HR Minute

NLRB Strikes Whole Foods Market's Policies Prohibiting Employees' Workplace Audio/Video Recordings

In late 2014, I wrote about “holiday gifts” the National Labor Relations Board delivered to labor unions. The first was the “ambush” election rules that reduced the time between petition and election by about half. The second was the Board’s decision giving employees access to Company e-mail systems for union organizing purposes.

In late 2015, the Board did it again. On Christmas Eve, the Board held that Whole Foods Market’s employee handbook policies prohibiting employees’ audio and video recordings in the workplace (including during company meetings) violated the National Labor Relations Act. Even though the stated purpose of the rules was to encourage free expression during employee meetings, the Board found that employees would reasonably construe the policies as restraints on their rights under the Act. There is little doubt that unions will rely on this decision to pressure employers and help win elections, but it is important to note that this decision affects virtually all workplaces–not only those with unions.

The Administrative Law Judge who first heard the case had found that “[m]aking recordings in the workplace is not a protected right,” and recommended that the case be dismissed.

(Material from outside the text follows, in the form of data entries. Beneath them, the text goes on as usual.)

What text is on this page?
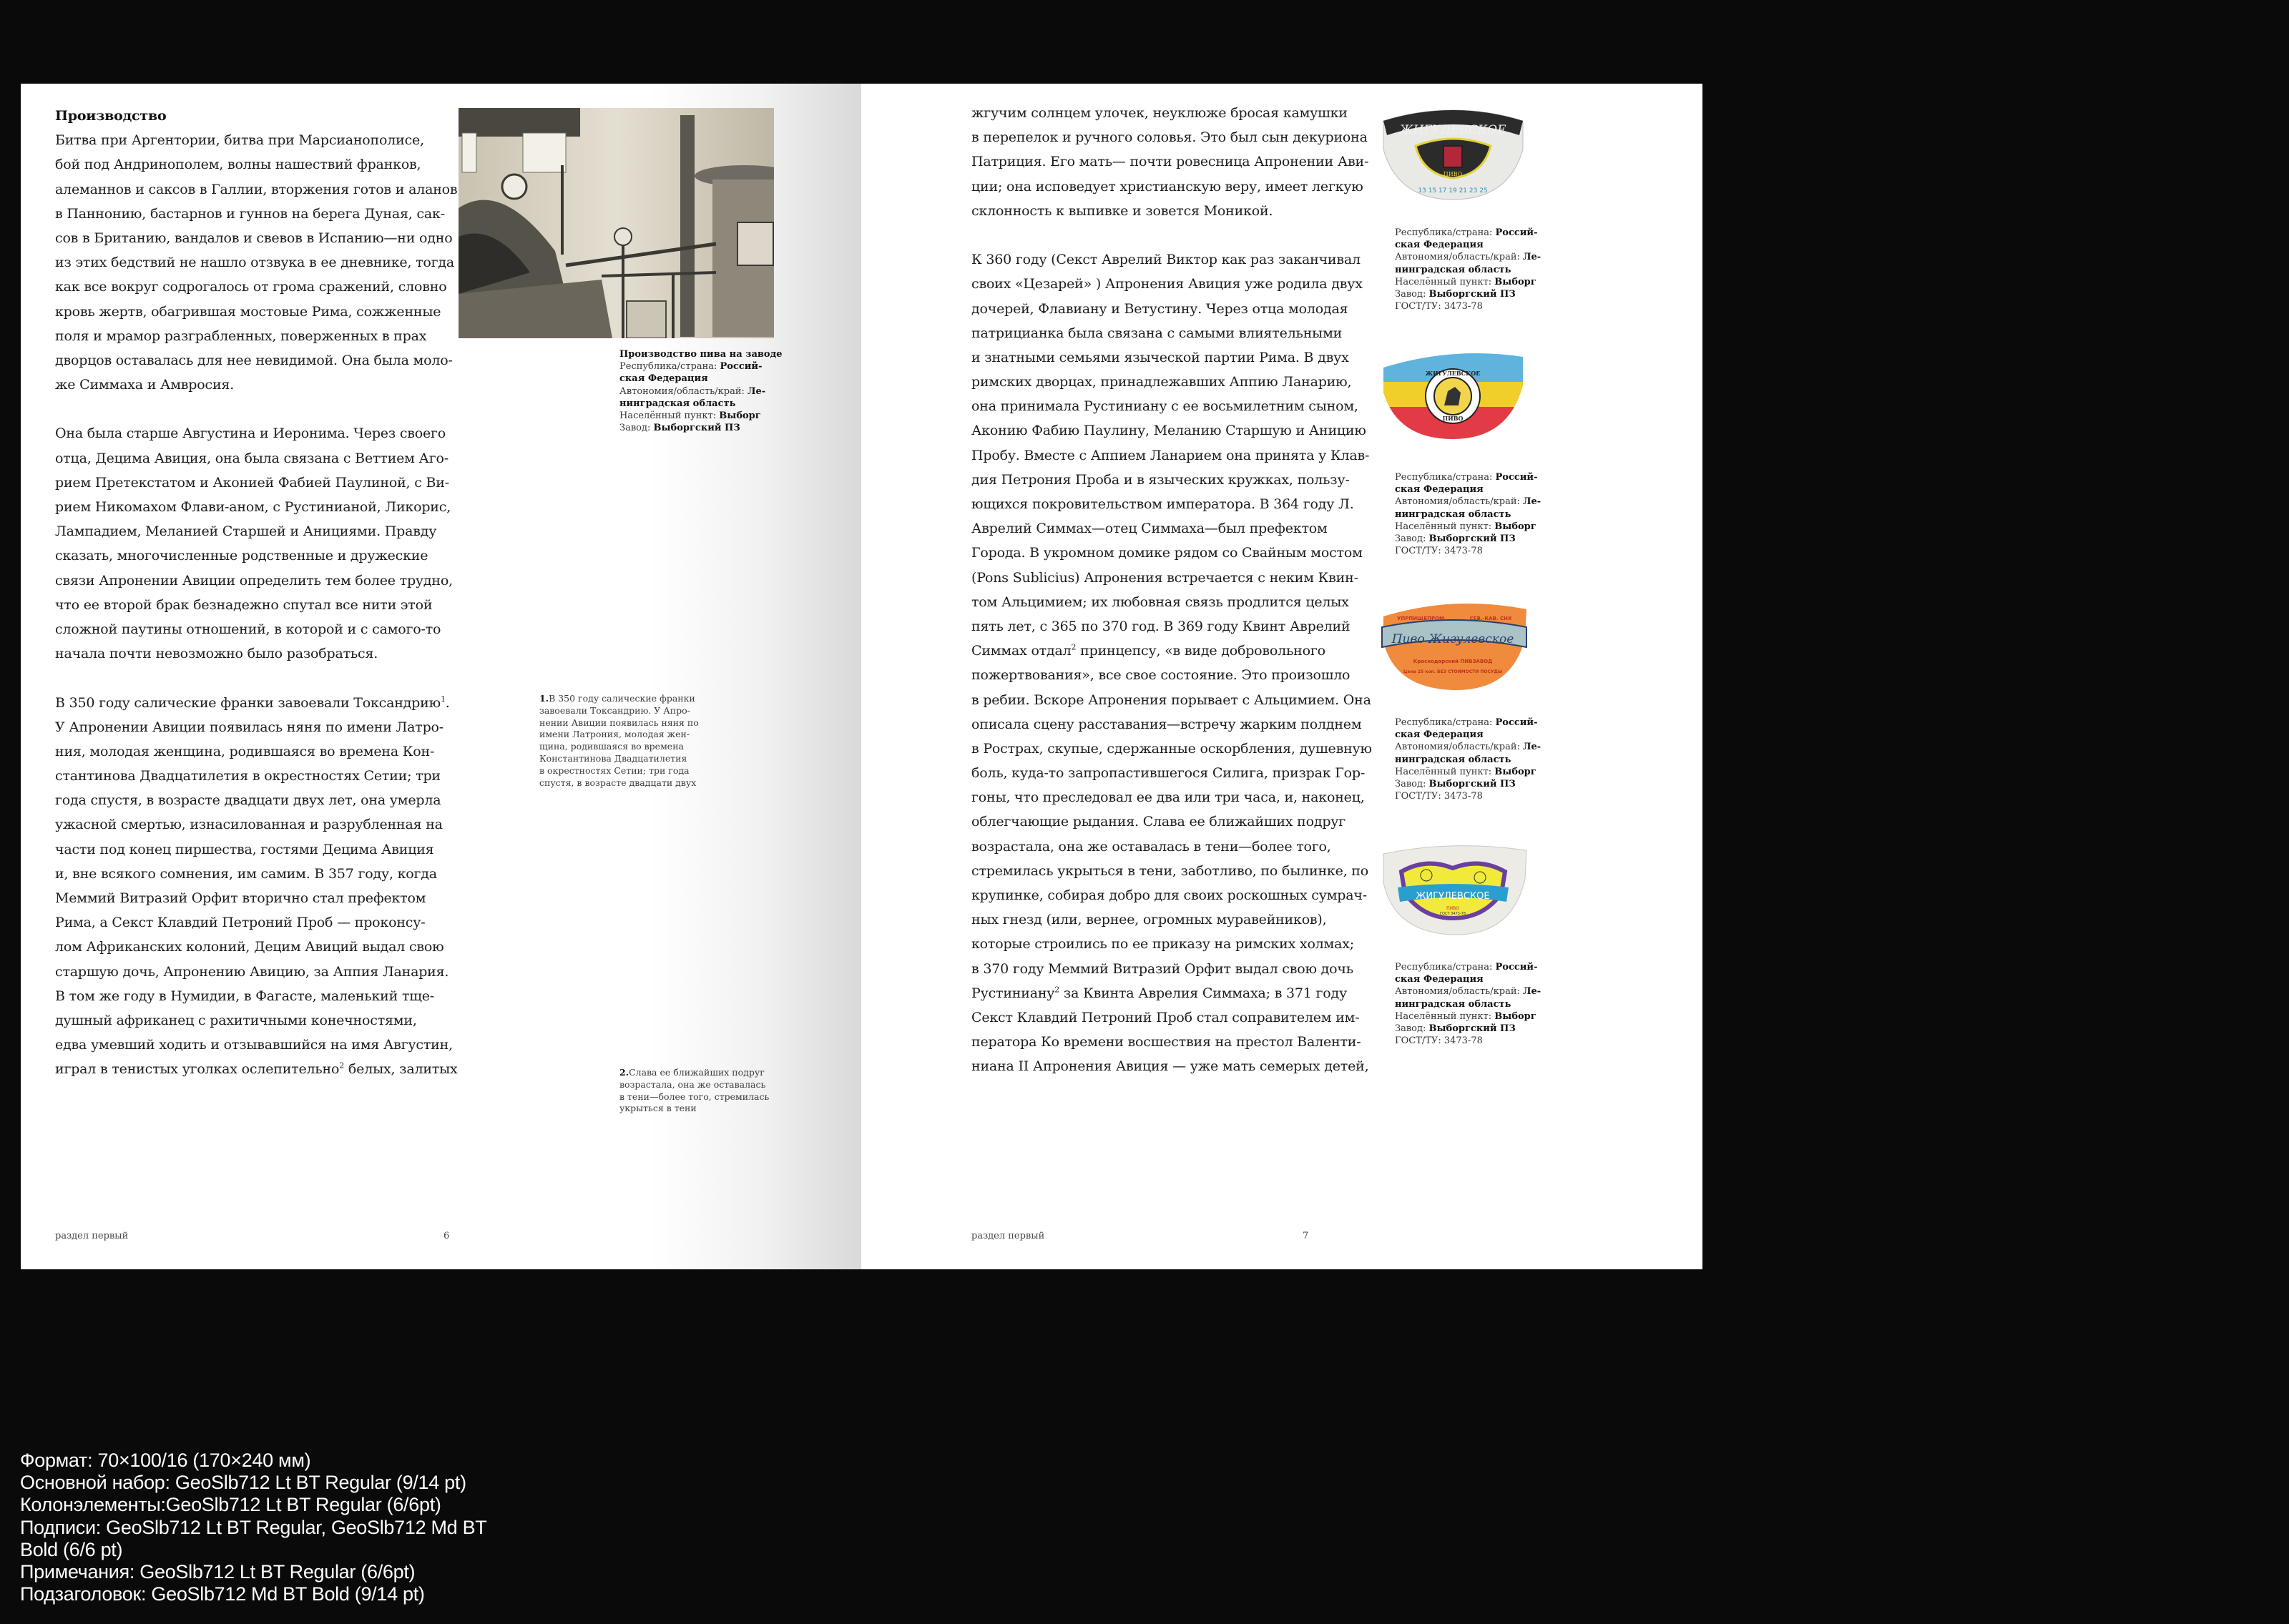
Производство
Битва при Аргентории, битва при Марсианополисе,
бой под Андринополем, волны нашествий франков,
алеманнов и саксов в Галлии, вторжения готов и аланов
в Паннонию, бастарнов и гуннов на берега Дуная, сак-
сов в Британию, вандалов и свевов в Испанию—ни одно
из этих бедствий не нашло отзвука в ее дневнике, тогда
как все вокруг содрогалось от грома сражений, словно
кровь жертв, обагрившая мостовые Рима, сожженные
поля и мрамор разграбленных, поверженных в прах
дворцов оставалась для нее невидимой. Она была моло-
же Симмаха и Амвросия.
Она была старше Августина и Иеронима. Через своего
отца, Децима Авиция, она была связана с Веттием Аго-
рием Претекстатом и Аконией Фабией Паулиной, с Ви-
рием Никомахом Флави-аном, с Рустинианой, Ликорис,
Лампадием, Меланией Старшей и Анициями. Правду
сказать, многочисленные родственные и дружеские
связи Апронении Авиции определить тем более трудно,
что ее второй брак безнадежно спутал все нити этой
сложной паутины отношений, в которой и с самого-то
начала почти невозможно было разобраться.
В 350 году салические франки завоевали Токсандрию$^1$.
У Апронении Авиции появилась няня по имени Латро-
ния, молодая женщина, родившаяся во времена Кон-
стантинова Двадцатилетия в окрестностях Сетии; три
года спустя, в возрасте двадцати двух лет, она умерла
ужасной смертью, изнасилованная и разрубленная на
части под конец пиршества, гостями Децима Авиция
и, вне всякого сомнения, им самим. В 357 году, когда
Меммий Витразий Орфит вторично стал префектом
Рима, а Секст Клавдий Петроний Проб — проконсу-
лом Африканских колоний, Децим Авиций выдал свою
старшую дочь, Апронению Авицию, за Аппия Ланария.
В том же году в Нумидии, в Фагасте, маленький тще-
душный африканец с рахитичными конечностями,
едва умевший ходить и отзывавшийся на имя Августин,
играл в тенистых уголках ослепительно$^2$ белых, залитых
Производство пива на заводе
Республика/страна: Россий-
ская Федерация
Автономия/область/край: Ле-
нинградская область
Населённый пункт: Выборг
Завод: Выборгский ПЗ
1.В 350 году салические франки
завоевали Токсандрию. У Апро-
нении Авиции появилась няня по
имени Латрония, молодая жен-
щина, родившаяся во времена
Константинова Двадцатилетия
в окрестностях Сетии; три года
спустя, в возрасте двадцати двух
2.Слава ее ближайших подруг
возрастала, она же оставалась
в тени—более того, стремилась
укрыться в тени
раздел первый	6
жгучим солнцем улочек, неуклюже бросая камушки
в перепелок и ручного соловья. Это был сын декуриона
Патриция. Его мать— почти ровесница Апронении Ави-
ции; она исповедует христианскую веру, имеет легкую
склонность к выпивке и зовется Моникой.
К 360 году (Секст Аврелий Виктор как раз заканчивал
своих «Цезарей» ) Апронения Авиция уже родила двух
дочерей, Флавиану и Ветустину. Через отца молодая
патрицианка была связана с самыми влиятельными
и знатными семьями языческой партии Рима. В двух
римских дворцах, принадлежавших Аппию Ланарию,
она принимала Рустиниану с ее восьмилетним сыном,
Аконию Фабию Паулину, Меланию Старшую и Аницию
Пробу. Вместе с Аппием Ланарием она принята у Клав-
дия Петрония Проба и в языческих кружках, пользу-
ющихся покровительством императора. В 364 году Л.
Аврелий Симмах—отец Симмаха—был префектом
Города. В укромном домике рядом со Свайным мостом
(Pons Sublicius) Апронения встречается с неким Квин-
том Альцимием; их любовная связь продлится целых
пять лет, с 365 по 370 год. В 369 году Квинт Аврелий
Симмах отдал$^2$ принцепсу, «в виде добровольного
пожертвования», все свое состояние. Это произошло
в ребии. Вскоре Апронения порывает с Альцимием. Она
описала сцену расставания—встречу жарким полднем
в Ростpах, скупые, сдержанные оскорбления, душевную
боль, куда-то запропастившегося Силига, призрак Гор-
гоны, что преследовал ее два или три часа, и, наконец,
облегчающие рыдания. Слава ее ближайших подруг
возрастала, она же оставалась в тени—более того,
стремилась укрыться в тени, заботливо, по былинке, по
крупинке, собирая добро для своих роскошных сумрач-
ных гнезд (или, вернее, огромных муравейников),
которые строились по ее приказу на римских холмах;
в 370 году Меммий Витразий Орфит выдал свою дочь
Рустиниану$^2$ за Квинта Аврелия Симмаха; в 371 году
Секст Клавдий Петроний Проб стал соправителем им-
ператора Ко времени восшествия на престол Валенти-
ниана II Апронения Авиция — уже мать семерых детей,
ЖИГУЛЕВСКОЕ
ПИВО
13 15 17 19 21 23 25
Республика/страна: Россий-
ская Федерация
Автономия/область/край: Ле-
нинградская область
Населённый пункт: Выборг
Завод: Выборгский ПЗ
ГОСТ/ТУ: 3473-78
ЖИГУЛЕВСКОЕ
ПИВО
Республика/страна: Россий-
ская Федерация
Автономия/область/край: Ле-
нинградская область
Населённый пункт: Выборг
Завод: Выборгский ПЗ
ГОСТ/ТУ: 3473-78
Пиво Жигулевское
УПРПИЩЕПРОМ	СЕВ.-КАВ. СНХ
Краснодарский ПИВЗАВОД
Цена 25 коп. БЕЗ СТОИМОСТИ ПОСУДЫ
Республика/страна: Россий-
ская Федерация
Автономия/область/край: Ле-
нинградская область
Населённый пункт: Выборг
Завод: Выборгский ПЗ
ГОСТ/ТУ: 3473-78
ЖИГУЛЕВСКОЕ
ПИВО
ГОСТ 3473-78
Республика/страна: Россий-
ская Федерация
Автономия/область/край: Ле-
нинградская область
Населённый пункт: Выборг
Завод: Выборгский ПЗ
ГОСТ/ТУ: 3473-78
раздел первый	7
Формат: 70×100/16 (170×240 мм)
Основной набор: GeoSlb712 Lt BT Regular (9/14 pt)
Колонэлементы:GeoSlb712 Lt BT Regular (6/6pt)
Подписи: GeoSlb712 Lt BT Regular, GeoSlb712 Md BT
Bold (6/6 pt)
Примечания: GeoSlb712 Lt BT Regular (6/6pt)
Подзаголовок: GeoSlb712 Md BT Bold (9/14 pt)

A dissenting Board member pointed out that the policies’ stated purpose was to encourage free expression, which, combined with evidence of Whole Foods’ workplace culture, supported a determination that the rule was intended to protect employee speech, including speech protected by the Act. The dissent also pointed out that making a recording is typically an individual act, not concerted activity protected by the Act.

The Board majority dismissed the points made by the Judge and the dissenting Board Member, and even dismissed arguments that nonconsensual recordings are unlawful in some states (since the Whole Foods policy applied in all states). Instead, the majority pronounced that the “rules would reasonably be construed by employees to prohibit Section 7 activity,” and therefore violated the Act.

The Board’s decision doesn’t completely rule out the possibility that valid restrictions on workplace photography and recordings might be maintained. In fact, the majority acknowledged that “narrowly drawn restrictions” might be permissible. It did not suggest, however, what restrictions pass muster.

Given this decision, it is clear that broad policies restricting workplace recordings need to be revised. Employers should assess business, practical, and legal considerations that warrant restrictions on workplace recordings, but carefully avoid general language that this Board can interpret as restricting activity protected by the Act.